Dictionary style replace multiple items

map = setNames(c("0101", "0102", "0103"), c("AA", "AC", "AG"))
foo[] <- map[unlist(foo)]

assuming that map covers all the cases in foo. This would feel less like a 'hack' and be more efficient in both space and time if foo were a matrix (of character()), then

matrix(map[foo], nrow=nrow(foo), dimnames=dimnames(foo))

Both matrix and data frame variants run afoul of R's 2^31-1 limit on vector size when there are millions of SNPs and thousands of samples.


Here is a quick solution

dict = list(AA = '0101', AC = '0102', AG = '0103')
foo2 = foo
for (i in 1:3){foo2 <- replace(foo2, foo2 == names(dict[i]), dict[i])}

One of the most readable way to replace value in a string or a vector of string with a dictionary is stringr::str_replace_all, from the stringr package. Beware: this method is based on regex (see here).
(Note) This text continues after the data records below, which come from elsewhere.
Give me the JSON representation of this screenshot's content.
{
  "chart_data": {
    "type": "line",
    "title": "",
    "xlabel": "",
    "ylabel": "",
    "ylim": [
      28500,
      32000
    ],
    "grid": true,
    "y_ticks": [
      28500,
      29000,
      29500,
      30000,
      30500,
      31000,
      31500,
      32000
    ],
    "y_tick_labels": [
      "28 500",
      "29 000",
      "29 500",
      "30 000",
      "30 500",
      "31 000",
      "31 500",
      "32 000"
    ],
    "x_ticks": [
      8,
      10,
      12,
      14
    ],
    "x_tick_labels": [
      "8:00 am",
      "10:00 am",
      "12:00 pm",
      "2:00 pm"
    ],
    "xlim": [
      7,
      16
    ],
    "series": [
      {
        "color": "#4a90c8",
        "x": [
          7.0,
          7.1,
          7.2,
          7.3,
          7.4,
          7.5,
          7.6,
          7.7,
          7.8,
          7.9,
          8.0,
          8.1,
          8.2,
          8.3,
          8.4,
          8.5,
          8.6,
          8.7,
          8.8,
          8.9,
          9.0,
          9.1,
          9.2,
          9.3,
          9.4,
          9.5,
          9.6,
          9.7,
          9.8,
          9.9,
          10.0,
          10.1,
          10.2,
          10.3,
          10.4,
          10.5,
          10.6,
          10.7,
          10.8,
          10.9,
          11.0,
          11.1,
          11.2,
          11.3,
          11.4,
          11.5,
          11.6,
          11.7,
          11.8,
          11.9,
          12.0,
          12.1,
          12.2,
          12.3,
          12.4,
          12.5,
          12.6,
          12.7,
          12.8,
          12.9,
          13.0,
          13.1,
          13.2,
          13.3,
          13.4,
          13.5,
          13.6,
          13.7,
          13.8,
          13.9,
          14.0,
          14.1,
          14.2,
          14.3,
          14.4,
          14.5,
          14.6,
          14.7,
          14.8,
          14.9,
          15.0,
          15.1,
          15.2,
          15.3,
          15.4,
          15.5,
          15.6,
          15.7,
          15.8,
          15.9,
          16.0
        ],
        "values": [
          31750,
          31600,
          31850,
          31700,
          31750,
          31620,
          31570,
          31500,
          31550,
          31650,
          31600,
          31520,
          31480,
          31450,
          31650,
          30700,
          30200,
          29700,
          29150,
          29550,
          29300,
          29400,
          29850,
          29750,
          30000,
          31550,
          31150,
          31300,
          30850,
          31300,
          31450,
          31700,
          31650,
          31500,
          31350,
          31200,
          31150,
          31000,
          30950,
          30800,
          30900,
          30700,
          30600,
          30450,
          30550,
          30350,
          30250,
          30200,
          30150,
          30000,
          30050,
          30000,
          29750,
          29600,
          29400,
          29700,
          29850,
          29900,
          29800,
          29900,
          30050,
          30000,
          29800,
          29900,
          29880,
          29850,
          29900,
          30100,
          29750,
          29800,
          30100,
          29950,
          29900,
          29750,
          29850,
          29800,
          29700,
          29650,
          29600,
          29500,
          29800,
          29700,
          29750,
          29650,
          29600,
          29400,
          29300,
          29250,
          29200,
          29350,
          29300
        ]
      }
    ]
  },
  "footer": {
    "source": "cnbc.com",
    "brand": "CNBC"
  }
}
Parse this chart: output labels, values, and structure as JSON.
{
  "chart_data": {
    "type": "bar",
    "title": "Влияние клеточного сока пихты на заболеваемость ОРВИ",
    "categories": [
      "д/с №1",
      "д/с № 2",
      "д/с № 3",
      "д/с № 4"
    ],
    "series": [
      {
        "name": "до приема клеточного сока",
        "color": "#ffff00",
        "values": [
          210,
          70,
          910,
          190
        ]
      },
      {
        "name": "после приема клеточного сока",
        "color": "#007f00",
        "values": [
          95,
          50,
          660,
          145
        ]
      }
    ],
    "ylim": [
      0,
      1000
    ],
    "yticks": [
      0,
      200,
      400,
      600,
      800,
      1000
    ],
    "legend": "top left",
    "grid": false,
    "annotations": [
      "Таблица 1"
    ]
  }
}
The pattern needed by str_replace_all can be a dictionnary, expressed as a list: c("regex" = "desired value").

# 1. Made your dictionnary
dictio_replace= c("AA"= "0101", 
                  "AC"= "0102",
                  "AG"= "0103") # short example of dictionnary.

 # 2. Replace all pattern, according to the dictionary-values (only a single vector of string, or a single string)
 foo$snp1 <- stringr::str_replace_all(string = foo$snp1,
                                      pattern= dictio_replace)  # we only use the 'pattern' option here: 'replacement' is useless since we provide a dictionnary.

Repeat step 2 with foo$snp2 & foo$snp3. If you have more vectors to transform it's a good idea to use another func', in order to replace values in each of the columns/vector in the dataframe without repeating yourself.


If you're open to using packages, plyr is a very popular one and has this handy mapvalues() function that will do just what you're looking for:

foo <- mapvalues(foo, from=c("AA", "AC", "AG"), to=c("0101", "0102", "0103"))

Note that it works for data types of all kinds, not just strings.